Introduction
At last, Microsoft has turned to XML-based format for storing document content. At the same time, it created a small problem for developers who need to index and search in Microsoft Word *.docx files. It's not a problem on a computer with Microsoft Office 2007 installed, but what is there to do if your application works on a server without Office and still needs to get text from Word files? Well, there are three options:
- Install Microsoft Office 2007 and use its DLLs.
- Use some third party libraries like "Office Open XML C# Library."
- Write your own code.
In fact, there is another option: use the DocxToText
class described below.
DocxToText Class
This class performs only one function: it extracts text from a given *.docx file. However, before we dig into the code, I'll remind you that a Microsoft Word *.docx file is an Open XML document combining texts, styles, graphics and so on into a single ZIP archive. Therefore we have to "unpack" the *.docx file to get to its guts. If you work with .NET Framework 3.0, you can use the Package
class in the System.IO.Packaging
namespace. However, working with .NET Framework 2.0, I used the open-source ZIP library SharpZipLib.

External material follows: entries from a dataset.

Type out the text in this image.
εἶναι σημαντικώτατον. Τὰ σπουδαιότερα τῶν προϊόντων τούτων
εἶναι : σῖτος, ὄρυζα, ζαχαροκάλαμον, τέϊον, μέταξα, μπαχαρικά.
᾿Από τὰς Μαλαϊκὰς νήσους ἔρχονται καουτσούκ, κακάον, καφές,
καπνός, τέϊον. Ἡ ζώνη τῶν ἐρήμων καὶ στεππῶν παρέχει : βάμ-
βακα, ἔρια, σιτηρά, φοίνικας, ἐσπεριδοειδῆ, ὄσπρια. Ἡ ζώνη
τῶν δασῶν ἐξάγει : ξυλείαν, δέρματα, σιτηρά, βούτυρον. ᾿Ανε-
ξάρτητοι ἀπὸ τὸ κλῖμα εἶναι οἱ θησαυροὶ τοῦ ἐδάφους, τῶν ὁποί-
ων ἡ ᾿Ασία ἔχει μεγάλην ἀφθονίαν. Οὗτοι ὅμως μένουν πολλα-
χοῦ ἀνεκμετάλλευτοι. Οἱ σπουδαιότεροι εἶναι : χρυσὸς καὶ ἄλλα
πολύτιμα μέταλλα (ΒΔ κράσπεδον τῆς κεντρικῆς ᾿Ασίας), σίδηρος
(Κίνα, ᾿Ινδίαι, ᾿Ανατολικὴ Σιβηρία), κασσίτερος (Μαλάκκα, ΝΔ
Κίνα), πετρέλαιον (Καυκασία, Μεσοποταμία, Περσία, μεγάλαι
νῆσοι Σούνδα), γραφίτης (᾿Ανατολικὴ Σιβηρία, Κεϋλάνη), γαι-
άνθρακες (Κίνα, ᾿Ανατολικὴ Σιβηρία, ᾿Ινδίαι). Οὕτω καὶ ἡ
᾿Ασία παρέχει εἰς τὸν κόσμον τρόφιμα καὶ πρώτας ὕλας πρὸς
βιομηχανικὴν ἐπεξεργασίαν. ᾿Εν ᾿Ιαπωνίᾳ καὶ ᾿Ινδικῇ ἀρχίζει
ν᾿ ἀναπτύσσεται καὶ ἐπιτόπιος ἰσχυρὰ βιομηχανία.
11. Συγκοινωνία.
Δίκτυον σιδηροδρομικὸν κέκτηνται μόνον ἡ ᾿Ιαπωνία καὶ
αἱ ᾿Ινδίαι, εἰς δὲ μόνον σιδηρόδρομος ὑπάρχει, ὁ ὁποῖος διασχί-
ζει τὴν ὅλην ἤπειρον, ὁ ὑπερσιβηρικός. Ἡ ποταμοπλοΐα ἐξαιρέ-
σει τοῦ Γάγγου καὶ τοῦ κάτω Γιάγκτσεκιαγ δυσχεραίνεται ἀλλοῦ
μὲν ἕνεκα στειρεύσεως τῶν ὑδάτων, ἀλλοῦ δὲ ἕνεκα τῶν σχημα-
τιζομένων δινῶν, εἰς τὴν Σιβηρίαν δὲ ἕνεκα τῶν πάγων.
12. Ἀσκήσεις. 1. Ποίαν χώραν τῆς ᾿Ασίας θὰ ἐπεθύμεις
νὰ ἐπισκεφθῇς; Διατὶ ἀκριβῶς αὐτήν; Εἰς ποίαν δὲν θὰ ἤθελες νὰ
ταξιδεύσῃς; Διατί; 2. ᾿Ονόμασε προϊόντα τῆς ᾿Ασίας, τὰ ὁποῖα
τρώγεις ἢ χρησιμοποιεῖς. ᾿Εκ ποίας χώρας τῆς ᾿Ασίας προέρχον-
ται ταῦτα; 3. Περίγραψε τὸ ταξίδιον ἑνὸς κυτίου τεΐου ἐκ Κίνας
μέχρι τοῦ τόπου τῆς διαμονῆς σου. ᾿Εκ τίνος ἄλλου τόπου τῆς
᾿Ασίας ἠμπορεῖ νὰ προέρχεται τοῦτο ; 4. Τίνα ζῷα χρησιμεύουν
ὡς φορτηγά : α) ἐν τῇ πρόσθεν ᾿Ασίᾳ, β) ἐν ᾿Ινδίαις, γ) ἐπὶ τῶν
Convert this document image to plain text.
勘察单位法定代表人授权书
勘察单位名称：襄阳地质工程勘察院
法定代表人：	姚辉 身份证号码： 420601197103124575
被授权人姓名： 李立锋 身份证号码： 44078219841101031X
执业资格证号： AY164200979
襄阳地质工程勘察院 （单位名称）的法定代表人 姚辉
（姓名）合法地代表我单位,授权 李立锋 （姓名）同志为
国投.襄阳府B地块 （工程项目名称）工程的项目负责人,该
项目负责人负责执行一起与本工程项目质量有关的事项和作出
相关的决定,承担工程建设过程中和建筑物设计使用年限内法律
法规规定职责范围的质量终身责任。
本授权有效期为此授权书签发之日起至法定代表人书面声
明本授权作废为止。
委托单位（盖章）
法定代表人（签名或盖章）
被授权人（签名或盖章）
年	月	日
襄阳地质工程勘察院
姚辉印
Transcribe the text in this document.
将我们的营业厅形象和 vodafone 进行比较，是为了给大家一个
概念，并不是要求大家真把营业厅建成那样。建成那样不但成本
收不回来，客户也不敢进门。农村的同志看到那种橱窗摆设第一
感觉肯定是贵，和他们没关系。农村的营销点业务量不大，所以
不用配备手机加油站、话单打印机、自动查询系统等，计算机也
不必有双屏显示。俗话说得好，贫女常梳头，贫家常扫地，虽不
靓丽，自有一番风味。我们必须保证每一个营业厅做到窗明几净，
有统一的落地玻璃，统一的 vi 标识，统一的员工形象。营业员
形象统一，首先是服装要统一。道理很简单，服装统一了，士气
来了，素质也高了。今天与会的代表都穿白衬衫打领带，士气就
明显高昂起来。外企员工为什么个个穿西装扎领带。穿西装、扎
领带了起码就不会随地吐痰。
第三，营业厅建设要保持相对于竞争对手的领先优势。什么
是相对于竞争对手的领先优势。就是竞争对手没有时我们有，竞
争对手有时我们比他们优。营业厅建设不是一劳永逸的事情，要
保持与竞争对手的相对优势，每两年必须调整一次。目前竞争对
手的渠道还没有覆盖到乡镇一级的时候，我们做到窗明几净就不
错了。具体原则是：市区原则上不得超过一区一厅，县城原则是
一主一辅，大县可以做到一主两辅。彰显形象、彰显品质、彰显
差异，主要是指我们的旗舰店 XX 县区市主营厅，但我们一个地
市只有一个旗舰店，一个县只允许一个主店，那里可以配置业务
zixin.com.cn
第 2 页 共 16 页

If you rename your *.docx file to *.zip and open it in your archiver, you will see a list of packed files like this:
First of all, we have to read the [Content_Types].xml file and find the location of the document.xml file. Usually, Microsoft hides it in the /word sub-directory, but it can be anywhere if the file was not created by Microsoft Word. Then we have to parse the document.xml file and extract text from it. A ReadNode()
method does all the dirty work: it pulls out text strings, paragraphs, tabs and carriage returns, and concatenates it into final text.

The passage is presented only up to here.